Le budget de la mairie de Chirongui va-t-il être décidé par la préfecture de Mayotte ? C’est parti pour, le conseil municipal n’a pas validé son budget 2023 avant la date limite fixée ce samedi 15 avril. Deux tentatives, dont la dernière, ce mardi soir, au pôle culturel de Chirongui, se sont avérées infructueuses et ont même provoqué des scènes irréelles. En effet, le conseil de mardi s’est fini accompagner d’insultes et de jets d’œufs sur les élus. Chaque point à l’ordre du jour a été rejeté sous les huées des 200 personnes présentes. La gendarmerie a été appelée pour éviter que ça n’aille plus loin. Chahutée, la conseillère municipale Tahamida Ibrahim aurait même été blessée. Youssouf Abdallah, autre conseiller Les Républicains, nous indique « qu’elle a cinq jours d’ITT ».

Pour celui qui a été maire par intérim après la démission forcée d’Andhanouni Saïd, c’est clair, « c’est le maire qui a provoqué cette situation ». Il voit dans le choix de la salle une manière de mettre la pression pour qu’ils votent le budget déjà rejeté le samedi 8 avril dans la salle du conseil municipal. Le public serait alors composé de partisans du maire, « dont beaucoup sont de Tsimkoura ». « Je démens ces allégations », répond de son côté Bihaki Daouda. Pour le premier magistrat élu le 17 mai 2022, il comptait simplement rendre plus facilement accessible cette séance à un public qu’il pressentait nombreux. Selon lui, il s’agissait plutôt d’habitants venus exprimer un ras-le-bol envers les élus tous bords confondus. « Nous étions aussi la cible des huées. Les habitants sont mécontents, c’est normal. A l’extérieur, on m’a encore incité à voter le budget », raconte ce cadre de la Caisse de sécurité sociale de Mayotte.

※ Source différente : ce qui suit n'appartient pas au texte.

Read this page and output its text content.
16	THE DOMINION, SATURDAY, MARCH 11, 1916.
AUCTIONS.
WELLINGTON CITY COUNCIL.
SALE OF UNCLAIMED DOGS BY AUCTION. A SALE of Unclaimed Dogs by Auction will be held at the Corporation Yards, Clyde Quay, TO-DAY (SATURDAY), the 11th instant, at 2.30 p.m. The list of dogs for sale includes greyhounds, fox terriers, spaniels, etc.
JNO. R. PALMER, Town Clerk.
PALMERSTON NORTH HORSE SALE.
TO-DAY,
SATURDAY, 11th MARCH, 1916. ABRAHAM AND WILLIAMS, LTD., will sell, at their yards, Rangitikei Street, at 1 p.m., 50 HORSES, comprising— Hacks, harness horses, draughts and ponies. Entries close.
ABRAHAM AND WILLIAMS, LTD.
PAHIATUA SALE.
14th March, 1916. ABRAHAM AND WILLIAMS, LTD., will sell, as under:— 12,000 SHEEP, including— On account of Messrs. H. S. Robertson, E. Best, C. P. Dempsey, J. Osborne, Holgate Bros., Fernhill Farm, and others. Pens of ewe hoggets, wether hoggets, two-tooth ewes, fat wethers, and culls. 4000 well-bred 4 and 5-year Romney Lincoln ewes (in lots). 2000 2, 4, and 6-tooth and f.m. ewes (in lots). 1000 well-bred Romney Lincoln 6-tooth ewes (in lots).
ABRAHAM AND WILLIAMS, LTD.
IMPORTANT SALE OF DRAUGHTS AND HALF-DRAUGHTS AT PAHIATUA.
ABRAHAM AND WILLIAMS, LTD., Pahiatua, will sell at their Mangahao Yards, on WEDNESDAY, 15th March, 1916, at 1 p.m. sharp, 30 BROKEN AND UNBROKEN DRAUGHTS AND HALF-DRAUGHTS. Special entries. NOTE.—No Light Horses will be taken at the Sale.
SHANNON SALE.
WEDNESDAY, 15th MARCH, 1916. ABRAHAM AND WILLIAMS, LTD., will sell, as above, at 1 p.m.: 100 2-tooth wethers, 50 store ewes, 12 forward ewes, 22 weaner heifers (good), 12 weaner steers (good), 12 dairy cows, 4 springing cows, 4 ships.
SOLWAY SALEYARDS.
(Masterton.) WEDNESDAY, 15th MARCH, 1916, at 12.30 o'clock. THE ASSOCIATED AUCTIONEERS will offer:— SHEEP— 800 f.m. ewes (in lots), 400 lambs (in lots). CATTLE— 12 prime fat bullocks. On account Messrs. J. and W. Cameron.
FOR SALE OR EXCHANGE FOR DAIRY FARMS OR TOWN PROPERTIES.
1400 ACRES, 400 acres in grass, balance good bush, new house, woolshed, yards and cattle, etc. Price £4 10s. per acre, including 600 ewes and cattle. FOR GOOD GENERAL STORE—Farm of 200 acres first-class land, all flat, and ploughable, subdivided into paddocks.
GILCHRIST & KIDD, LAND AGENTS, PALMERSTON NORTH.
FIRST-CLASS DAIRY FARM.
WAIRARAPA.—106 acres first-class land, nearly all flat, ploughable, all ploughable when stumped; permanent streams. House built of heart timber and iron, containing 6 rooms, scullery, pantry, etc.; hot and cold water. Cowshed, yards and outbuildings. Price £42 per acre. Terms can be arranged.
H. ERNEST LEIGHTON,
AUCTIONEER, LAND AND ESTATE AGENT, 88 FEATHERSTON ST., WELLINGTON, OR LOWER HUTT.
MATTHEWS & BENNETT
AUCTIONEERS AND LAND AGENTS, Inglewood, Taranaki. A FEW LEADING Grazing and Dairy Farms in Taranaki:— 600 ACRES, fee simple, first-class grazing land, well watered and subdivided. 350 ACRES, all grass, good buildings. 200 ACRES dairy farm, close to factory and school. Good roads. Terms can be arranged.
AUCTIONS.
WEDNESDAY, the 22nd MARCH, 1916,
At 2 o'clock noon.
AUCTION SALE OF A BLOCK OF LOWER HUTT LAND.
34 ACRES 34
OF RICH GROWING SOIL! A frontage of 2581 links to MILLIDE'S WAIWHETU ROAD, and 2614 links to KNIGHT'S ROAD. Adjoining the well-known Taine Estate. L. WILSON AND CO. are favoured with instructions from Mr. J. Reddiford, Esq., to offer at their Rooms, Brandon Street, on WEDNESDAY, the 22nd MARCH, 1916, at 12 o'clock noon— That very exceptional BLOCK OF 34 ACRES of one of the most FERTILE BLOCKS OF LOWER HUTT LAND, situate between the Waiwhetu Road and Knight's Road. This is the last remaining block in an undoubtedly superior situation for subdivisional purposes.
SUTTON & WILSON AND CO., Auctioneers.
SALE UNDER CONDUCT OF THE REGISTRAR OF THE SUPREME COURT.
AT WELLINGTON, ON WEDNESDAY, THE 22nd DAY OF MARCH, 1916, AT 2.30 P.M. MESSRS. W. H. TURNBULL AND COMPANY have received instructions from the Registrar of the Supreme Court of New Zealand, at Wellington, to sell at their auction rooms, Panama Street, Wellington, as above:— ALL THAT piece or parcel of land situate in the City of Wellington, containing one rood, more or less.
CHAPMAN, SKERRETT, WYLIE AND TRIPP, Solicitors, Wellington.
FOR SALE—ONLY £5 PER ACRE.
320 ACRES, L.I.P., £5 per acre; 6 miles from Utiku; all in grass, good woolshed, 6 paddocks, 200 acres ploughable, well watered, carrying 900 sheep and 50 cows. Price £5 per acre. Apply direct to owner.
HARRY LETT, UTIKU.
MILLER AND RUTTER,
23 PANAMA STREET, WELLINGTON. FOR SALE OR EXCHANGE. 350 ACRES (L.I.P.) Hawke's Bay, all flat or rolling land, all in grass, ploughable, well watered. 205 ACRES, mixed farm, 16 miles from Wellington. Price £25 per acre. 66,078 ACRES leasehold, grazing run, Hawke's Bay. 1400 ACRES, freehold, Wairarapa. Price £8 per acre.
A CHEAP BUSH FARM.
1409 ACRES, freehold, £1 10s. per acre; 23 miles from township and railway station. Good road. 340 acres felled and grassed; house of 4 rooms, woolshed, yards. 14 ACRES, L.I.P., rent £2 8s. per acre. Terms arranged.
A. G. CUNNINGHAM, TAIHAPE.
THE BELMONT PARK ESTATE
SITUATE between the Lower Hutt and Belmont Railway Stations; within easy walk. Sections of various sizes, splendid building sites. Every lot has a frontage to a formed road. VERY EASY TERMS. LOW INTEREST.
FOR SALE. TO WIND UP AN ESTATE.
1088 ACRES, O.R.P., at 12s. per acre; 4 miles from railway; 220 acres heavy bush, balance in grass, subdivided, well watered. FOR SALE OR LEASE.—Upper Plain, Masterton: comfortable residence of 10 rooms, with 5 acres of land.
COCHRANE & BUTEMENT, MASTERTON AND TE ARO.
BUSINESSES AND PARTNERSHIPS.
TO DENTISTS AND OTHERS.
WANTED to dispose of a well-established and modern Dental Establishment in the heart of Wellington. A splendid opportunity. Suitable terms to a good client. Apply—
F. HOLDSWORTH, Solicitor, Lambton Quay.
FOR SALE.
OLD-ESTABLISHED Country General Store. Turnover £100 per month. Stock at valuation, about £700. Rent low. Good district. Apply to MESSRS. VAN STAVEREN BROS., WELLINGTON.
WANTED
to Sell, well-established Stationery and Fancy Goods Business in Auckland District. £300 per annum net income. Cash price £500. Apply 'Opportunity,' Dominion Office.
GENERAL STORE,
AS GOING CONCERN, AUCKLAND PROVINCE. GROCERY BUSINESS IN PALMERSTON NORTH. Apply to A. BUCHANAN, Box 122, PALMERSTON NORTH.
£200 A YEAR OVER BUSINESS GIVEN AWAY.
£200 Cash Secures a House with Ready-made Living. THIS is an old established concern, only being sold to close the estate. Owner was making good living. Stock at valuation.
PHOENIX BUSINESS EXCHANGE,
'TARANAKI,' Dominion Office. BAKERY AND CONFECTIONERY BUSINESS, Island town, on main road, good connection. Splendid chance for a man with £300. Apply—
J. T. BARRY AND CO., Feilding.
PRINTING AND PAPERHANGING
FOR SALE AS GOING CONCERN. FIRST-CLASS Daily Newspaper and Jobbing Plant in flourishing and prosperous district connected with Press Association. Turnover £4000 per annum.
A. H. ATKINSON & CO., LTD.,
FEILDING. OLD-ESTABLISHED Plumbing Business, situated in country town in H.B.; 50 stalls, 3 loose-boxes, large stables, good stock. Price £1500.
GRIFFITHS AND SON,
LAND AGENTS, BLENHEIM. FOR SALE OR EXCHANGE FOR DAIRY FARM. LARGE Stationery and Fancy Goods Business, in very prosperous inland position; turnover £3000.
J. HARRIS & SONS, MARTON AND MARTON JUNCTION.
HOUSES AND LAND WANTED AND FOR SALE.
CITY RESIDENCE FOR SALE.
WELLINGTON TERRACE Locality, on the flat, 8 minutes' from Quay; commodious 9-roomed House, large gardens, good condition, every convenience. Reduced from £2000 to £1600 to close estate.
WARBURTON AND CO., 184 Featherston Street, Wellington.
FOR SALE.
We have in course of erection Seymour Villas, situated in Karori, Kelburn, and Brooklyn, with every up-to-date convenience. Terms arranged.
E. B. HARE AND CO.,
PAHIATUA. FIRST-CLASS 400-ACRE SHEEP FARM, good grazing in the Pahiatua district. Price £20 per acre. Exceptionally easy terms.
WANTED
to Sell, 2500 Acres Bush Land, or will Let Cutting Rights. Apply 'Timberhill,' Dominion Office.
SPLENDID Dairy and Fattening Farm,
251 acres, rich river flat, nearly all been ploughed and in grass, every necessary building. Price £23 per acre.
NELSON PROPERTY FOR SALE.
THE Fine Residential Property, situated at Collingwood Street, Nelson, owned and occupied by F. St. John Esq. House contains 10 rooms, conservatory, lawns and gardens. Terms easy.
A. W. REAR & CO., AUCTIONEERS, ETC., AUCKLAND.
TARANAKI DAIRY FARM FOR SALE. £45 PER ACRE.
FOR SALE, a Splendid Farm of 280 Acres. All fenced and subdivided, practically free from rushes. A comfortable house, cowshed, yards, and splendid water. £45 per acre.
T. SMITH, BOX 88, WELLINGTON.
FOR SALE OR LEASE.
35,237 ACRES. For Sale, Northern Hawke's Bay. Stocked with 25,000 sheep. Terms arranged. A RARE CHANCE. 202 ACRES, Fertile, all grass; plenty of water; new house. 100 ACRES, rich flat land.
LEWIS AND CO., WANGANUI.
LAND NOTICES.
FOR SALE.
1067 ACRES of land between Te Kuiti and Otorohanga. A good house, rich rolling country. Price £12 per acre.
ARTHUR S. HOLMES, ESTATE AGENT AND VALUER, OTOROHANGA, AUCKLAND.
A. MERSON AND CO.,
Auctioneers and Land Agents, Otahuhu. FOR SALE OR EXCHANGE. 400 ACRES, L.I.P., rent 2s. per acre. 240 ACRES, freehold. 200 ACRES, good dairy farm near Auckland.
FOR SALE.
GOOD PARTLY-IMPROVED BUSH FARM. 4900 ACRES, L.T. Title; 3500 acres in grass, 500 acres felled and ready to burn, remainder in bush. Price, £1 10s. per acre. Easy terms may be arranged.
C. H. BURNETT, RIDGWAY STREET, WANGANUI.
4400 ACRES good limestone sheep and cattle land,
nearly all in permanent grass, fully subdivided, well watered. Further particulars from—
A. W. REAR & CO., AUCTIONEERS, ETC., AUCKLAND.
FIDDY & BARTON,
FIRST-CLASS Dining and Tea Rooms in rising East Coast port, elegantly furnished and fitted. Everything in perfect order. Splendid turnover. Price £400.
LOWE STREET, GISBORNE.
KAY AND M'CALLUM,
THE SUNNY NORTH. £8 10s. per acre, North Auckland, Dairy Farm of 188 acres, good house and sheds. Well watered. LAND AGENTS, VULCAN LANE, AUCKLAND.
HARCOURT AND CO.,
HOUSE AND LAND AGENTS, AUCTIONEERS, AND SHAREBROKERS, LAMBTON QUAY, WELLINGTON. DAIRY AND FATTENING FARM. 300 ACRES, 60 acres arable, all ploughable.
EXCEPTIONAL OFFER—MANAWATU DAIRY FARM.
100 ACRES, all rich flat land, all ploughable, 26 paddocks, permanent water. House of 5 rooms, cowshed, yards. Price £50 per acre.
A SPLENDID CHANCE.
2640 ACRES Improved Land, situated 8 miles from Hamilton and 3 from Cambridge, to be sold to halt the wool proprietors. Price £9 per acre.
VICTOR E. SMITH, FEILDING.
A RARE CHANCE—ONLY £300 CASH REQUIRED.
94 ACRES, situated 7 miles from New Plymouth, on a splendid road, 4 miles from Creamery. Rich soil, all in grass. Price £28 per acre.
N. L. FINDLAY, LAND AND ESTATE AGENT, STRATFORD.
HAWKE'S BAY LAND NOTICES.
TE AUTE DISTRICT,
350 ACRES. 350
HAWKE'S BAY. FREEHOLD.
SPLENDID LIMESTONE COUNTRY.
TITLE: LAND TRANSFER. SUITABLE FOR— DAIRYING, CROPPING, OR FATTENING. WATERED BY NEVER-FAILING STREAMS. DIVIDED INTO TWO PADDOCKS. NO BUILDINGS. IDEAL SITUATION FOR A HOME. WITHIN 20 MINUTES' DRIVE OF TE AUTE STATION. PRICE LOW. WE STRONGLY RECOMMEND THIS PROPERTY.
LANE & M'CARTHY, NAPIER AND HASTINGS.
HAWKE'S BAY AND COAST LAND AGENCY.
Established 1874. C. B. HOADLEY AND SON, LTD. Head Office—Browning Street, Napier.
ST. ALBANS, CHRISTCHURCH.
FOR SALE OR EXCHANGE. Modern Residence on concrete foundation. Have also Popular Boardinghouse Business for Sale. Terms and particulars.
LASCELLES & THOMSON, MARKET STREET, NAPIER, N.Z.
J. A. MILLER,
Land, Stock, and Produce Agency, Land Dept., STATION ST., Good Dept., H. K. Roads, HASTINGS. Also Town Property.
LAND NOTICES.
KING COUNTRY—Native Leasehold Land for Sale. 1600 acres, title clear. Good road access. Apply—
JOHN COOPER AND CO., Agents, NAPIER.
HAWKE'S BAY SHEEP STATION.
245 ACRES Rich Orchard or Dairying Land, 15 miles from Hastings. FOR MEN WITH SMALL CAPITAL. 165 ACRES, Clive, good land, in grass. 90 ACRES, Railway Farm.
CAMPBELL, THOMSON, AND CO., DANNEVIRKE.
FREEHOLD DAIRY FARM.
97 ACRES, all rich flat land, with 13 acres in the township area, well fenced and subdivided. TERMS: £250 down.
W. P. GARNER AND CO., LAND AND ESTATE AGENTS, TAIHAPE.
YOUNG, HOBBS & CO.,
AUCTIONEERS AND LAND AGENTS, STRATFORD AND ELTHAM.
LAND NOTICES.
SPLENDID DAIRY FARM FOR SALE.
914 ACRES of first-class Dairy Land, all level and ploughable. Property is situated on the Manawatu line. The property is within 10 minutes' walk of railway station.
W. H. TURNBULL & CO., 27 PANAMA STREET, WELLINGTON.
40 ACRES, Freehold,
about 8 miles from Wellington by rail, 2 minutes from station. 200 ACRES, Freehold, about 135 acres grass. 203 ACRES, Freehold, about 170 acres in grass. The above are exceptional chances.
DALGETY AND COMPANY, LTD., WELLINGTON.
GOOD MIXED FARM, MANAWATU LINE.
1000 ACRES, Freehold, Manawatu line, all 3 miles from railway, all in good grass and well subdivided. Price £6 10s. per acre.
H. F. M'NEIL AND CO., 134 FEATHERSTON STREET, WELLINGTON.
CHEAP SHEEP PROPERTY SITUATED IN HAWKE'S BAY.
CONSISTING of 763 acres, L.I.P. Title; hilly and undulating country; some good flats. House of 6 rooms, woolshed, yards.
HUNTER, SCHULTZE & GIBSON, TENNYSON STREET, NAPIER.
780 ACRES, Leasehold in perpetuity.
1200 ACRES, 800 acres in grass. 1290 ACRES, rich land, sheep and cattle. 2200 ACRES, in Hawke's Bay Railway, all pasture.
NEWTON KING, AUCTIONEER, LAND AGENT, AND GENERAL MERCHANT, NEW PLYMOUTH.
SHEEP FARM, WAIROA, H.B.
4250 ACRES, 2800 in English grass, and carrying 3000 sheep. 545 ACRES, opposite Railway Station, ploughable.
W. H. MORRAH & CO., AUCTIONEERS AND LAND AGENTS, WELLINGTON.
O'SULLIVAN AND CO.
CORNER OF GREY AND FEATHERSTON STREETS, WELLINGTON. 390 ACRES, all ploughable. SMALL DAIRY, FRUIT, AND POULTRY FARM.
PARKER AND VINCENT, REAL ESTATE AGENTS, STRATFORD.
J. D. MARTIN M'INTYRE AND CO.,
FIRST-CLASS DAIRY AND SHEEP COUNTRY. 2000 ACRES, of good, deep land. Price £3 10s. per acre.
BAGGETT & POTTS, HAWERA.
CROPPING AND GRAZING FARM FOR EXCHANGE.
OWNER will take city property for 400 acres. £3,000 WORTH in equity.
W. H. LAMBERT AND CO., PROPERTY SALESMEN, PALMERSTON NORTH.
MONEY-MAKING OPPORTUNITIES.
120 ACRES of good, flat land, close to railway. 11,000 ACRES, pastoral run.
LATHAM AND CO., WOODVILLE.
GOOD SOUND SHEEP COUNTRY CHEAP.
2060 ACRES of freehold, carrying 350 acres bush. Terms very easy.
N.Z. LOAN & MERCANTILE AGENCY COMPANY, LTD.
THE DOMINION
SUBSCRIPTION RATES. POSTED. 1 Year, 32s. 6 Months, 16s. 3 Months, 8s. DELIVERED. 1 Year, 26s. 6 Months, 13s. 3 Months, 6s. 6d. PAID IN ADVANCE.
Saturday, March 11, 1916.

Deux victoires judiciaires pour les Républicains

Ça ne sera pas le cas. Ne pouvant obtenir de consensus, le maire a décidé de jeter l’éponge et ne retentera pas un troisième acte. La Chambre régionale des comptes va donc se pencher sur les finances de la commune pour déterminer un budget à proposer à la préfecture de Mayotte. Une mesure exceptionnelle qui « est de la responsabilité des conseillers Les Républicains », estime Bihaki Daouda. Pour rappel, le climat politique est resté tendu depuis que le maire élu en 2020 (Andhanouni Saïd) a été condamné par la justice pour abus de biens sociaux, prise illégale d’intérêts et favoritisme en mai 2022 (il a fait appel). Son successeur, Bihaki Daouda, a tenté de rétablir le calme en incorporant des élus Les Républicains, les siens de Maesha et des proches de l’ancienne maire, Roukia Lihadji. « Cette majorité macédoine », comme il l’appelle, n’a pas tenu très longtemps. Las et en conflit permanent avec le maire en raison du passif compliqué de la commune, les Républicains ralliés ont fait machine arrière et ont rejoint l’opposition, qui de fait est devenue une majorité.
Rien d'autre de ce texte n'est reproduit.